Всё это и, вероятно, сам лондонский брак, было развлечением умирающей. Поль де Сэн–Виктор видел ее в это время. «Идеальная белизна ее лица, — пишет он своим цветистым слогом, — растворилась, как снег, в огне лихорадки; румянец изнеможения показался на исхудавших щеках; ее строгие черные глаза как бы медленно сгорали под тяжелыми веками». В тот вечер она была всё так же великолепно и немного торжественно одета. Она танцовала, и Сен–Виктору казалось, что в танце она ищет лишь минутного хмеля, хочет забыться, что неизбежна ее скорая смерть.

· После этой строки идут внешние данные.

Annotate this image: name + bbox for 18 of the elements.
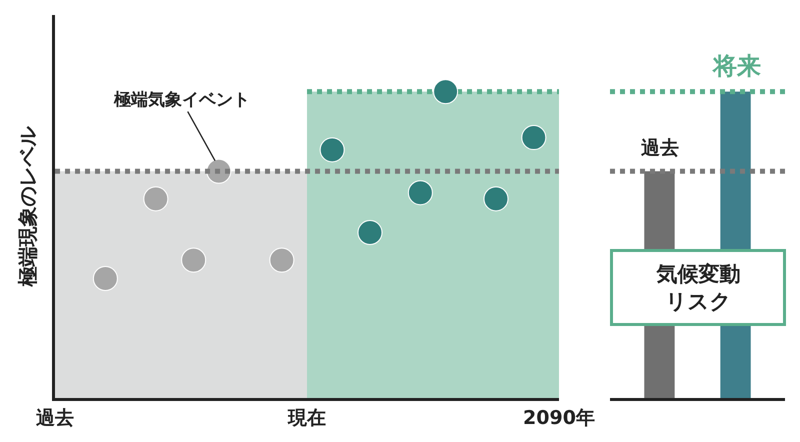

Летом того же года она попыталась лечиться, ездила в Спа, в Висбаден, в Эмс. Денег стало меньше, приходилось закладывать драгоценности. Здоровье ухудшалось с каждым днем. Врачи ее лечили сложными средствами, описание которых вызывает грустную улыбку. Ей посоветовали уехать в деревню под Фонтэнбло, но уже предсмертное беспокойство владело ею; она вернулась в Париж, снова появилась в Опере, и всем казалось, что это зыбкая тень Марии Дюплесси посетила прежнюю ее ложу. В эти последние недели все покинули ее. Только верная горничная продолжала за ней ходить, да приходил взглянуть на нее еще раз старый граф Штакельберг. Когда она умерла — двадцати трех лет — он один, да еще Перрего шли за ее гробом.

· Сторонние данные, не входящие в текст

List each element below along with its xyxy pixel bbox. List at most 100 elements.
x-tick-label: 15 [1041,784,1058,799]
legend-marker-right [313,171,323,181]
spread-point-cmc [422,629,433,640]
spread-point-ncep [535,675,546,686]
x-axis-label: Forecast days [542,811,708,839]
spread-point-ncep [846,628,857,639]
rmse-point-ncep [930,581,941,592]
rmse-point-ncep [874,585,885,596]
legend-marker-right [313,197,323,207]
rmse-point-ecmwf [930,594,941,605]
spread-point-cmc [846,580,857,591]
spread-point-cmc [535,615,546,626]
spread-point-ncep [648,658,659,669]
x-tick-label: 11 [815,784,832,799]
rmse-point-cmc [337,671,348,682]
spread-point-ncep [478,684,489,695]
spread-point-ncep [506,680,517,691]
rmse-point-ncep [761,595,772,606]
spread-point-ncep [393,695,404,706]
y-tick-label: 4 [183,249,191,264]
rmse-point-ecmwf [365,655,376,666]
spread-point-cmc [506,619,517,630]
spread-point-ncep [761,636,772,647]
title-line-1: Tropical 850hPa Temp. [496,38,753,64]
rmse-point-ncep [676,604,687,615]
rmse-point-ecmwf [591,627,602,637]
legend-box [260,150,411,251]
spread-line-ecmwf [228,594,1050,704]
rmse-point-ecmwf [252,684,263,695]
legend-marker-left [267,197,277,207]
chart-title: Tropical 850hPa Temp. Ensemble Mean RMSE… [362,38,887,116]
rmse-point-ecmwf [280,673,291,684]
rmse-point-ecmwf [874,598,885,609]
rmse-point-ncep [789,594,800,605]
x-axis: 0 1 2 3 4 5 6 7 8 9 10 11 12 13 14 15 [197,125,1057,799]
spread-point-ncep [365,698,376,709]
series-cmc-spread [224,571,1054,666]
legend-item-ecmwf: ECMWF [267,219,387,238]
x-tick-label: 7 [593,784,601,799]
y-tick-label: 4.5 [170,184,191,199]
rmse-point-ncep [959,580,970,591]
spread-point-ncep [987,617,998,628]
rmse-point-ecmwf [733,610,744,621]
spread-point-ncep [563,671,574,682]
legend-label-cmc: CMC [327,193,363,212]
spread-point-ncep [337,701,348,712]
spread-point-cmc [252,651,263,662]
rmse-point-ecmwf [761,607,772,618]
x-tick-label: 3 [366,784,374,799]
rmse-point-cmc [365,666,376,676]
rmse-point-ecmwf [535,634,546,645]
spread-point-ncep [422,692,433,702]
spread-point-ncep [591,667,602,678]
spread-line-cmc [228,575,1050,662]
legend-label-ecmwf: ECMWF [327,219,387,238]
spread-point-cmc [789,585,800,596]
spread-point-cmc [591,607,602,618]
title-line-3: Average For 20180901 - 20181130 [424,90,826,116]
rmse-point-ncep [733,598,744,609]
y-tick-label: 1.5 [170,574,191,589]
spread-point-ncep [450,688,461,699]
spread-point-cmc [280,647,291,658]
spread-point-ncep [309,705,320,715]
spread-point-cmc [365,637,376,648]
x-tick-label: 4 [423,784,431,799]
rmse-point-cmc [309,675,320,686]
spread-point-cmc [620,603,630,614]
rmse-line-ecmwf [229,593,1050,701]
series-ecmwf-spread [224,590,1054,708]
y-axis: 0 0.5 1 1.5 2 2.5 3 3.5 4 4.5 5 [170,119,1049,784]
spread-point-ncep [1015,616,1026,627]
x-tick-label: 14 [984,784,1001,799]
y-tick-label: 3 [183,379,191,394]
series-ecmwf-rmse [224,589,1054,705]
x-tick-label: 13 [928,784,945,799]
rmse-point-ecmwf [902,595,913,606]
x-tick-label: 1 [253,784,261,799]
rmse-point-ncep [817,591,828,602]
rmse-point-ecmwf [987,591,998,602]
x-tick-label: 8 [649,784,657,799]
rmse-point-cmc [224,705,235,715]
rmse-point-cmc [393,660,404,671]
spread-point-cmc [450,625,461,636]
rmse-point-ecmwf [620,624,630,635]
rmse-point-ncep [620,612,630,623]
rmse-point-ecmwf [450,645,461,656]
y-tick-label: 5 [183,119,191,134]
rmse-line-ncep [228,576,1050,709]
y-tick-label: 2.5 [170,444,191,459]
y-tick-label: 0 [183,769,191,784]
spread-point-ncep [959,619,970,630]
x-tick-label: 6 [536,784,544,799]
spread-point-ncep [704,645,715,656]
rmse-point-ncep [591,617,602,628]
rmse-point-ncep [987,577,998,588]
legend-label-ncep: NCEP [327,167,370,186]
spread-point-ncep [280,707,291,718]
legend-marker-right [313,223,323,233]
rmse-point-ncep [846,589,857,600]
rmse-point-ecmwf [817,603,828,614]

Дюма был в Марселе; он только что вернулся из своего путешествия. В Париж он прибыл, как раз ко времени, когда обстановка квартиры, где принимала его Мария, продавалась с молотка. Зрелище этой распродажи и зародило в нем мысль написать «Даму с камелиями». На аукционе преобладали светские, высокомерные, более или менее добродетельные дамы. Какой был случай для них посетить жилище одной из тех презренных женщин, которым завидовать, которых ненавидеть приходится только издали, — той самой, что блистала еще недавно в своем экипаже в Булонском лесу, в своей ложе в Опере, превосходя их драгоценностями, красотой и скандальной славой. Дамы лорнировали канапе, обтянутое светлым шелком и столики розового дерева с выгнутыми ножками, — Мария имела пристрастие к стилю Рококо. Кое?кто покупал на память безделушки.

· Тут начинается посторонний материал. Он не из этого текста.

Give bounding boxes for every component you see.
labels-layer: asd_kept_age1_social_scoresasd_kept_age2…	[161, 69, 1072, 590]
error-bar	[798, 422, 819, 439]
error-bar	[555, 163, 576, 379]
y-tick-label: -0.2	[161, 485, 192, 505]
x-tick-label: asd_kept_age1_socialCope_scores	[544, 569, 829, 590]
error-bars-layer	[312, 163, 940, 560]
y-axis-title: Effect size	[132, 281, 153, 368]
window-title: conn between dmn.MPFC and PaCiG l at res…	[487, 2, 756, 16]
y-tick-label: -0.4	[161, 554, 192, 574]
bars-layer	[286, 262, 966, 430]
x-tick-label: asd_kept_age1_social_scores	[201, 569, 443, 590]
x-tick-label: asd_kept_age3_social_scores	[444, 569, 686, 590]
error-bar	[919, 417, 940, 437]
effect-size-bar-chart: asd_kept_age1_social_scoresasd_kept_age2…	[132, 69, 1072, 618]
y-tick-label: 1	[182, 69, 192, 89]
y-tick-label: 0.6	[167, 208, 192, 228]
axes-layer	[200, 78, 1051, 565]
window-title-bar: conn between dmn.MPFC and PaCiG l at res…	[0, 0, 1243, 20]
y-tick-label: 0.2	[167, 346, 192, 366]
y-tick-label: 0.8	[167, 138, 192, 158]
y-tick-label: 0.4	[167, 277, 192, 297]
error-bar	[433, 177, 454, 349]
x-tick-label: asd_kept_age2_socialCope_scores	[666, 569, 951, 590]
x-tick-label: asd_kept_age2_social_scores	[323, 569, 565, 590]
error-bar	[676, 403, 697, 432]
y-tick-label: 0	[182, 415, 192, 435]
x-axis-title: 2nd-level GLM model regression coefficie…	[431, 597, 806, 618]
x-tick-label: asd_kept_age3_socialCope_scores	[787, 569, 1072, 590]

Тем временем Мария была погребена. Перрего купил место на Монмартрском кладбище и заказал надгробную плиту с надписью:

Здесь покоится Альфонсина Плесси.

Родилась 15 января 1824 года.

Скончалась 3 февраля 1847 года.

De Profundis.

На эту могилу, еще и сейчас, мидинетки носят фиалки. Но, конечно, они приносят их не Альфонсине, даже не Марии, а Маргарите — Маргарите Готье. Из пережитого без особых потрясений романа Дюма извлек слезный литературный роман, из романа, с различными украшениями, смастерил пьесу, из пьесы выкроили либретто, к которому Верди написал музыку, а для того, чтобы всё было еще красивей и еще нарядней, действие «Травиаты» на оперных сценах Второй империи переносили в XVIII век, и Альфонсина Плесси наряжалась в кринолины времен Людовика XV.

**

*

Бывает так: жизненные случайности, ухабы и толчки в художественном их воссоздании становятся гармонией, получают оправдание, делаются убедительны. и понятны. Выступает только главное, всё несущественное отпадает, и самая бессмыслица получает смысл. Так бывает, — но лишь в подлинном искусстве, только при условии, что с неразберихой жизни имеет дело подлинный талант. Бывают и случаи, когда плохая литература не умеет ни понять, ни преобразить, и только обедняет и так уж бедную жизнь, наряжая ее в пестрые свои отрепья. Случаи эти даже очень часты: плохой литературы больше, чем хорошей; но мы о них забываем, именно потому, что плохая литература не остается у нас в памяти; да и кроме того, лишь изредка мы узнаем, какая именно действительность лежала в основе вымысла, особенно — неудачного и обреченного на забвение. Большей частью мы об этом узнаем лишь в случаях незаслуженной славы, успеха, несоразмерного качеству самого произведения. История «Дамы с камелиями» именно такой случай.

Прославился роман, прославилась опера и драма. Маргариту Готье играли Дузе и Сара Бернар. Вокруг роли создался ореол, в лучах которого как бы светится и прообраз. И всё же это не тот ореол, что остается навсегда вокруг человеческой личности, воссозданной искусством, перерожденной в творческом огне. Сквозь театральную бутафорию и оперную любовь, похожую на тот искусственный свет, которым освещена была Альфонсина Плесси при жизни, просвечивает она сама: почти обыкновенная, пресеченная чахоткой жизнь женщины, из разряда тех, чье поведение называют легким, — обыкновенная тяжелая человеческая смерть.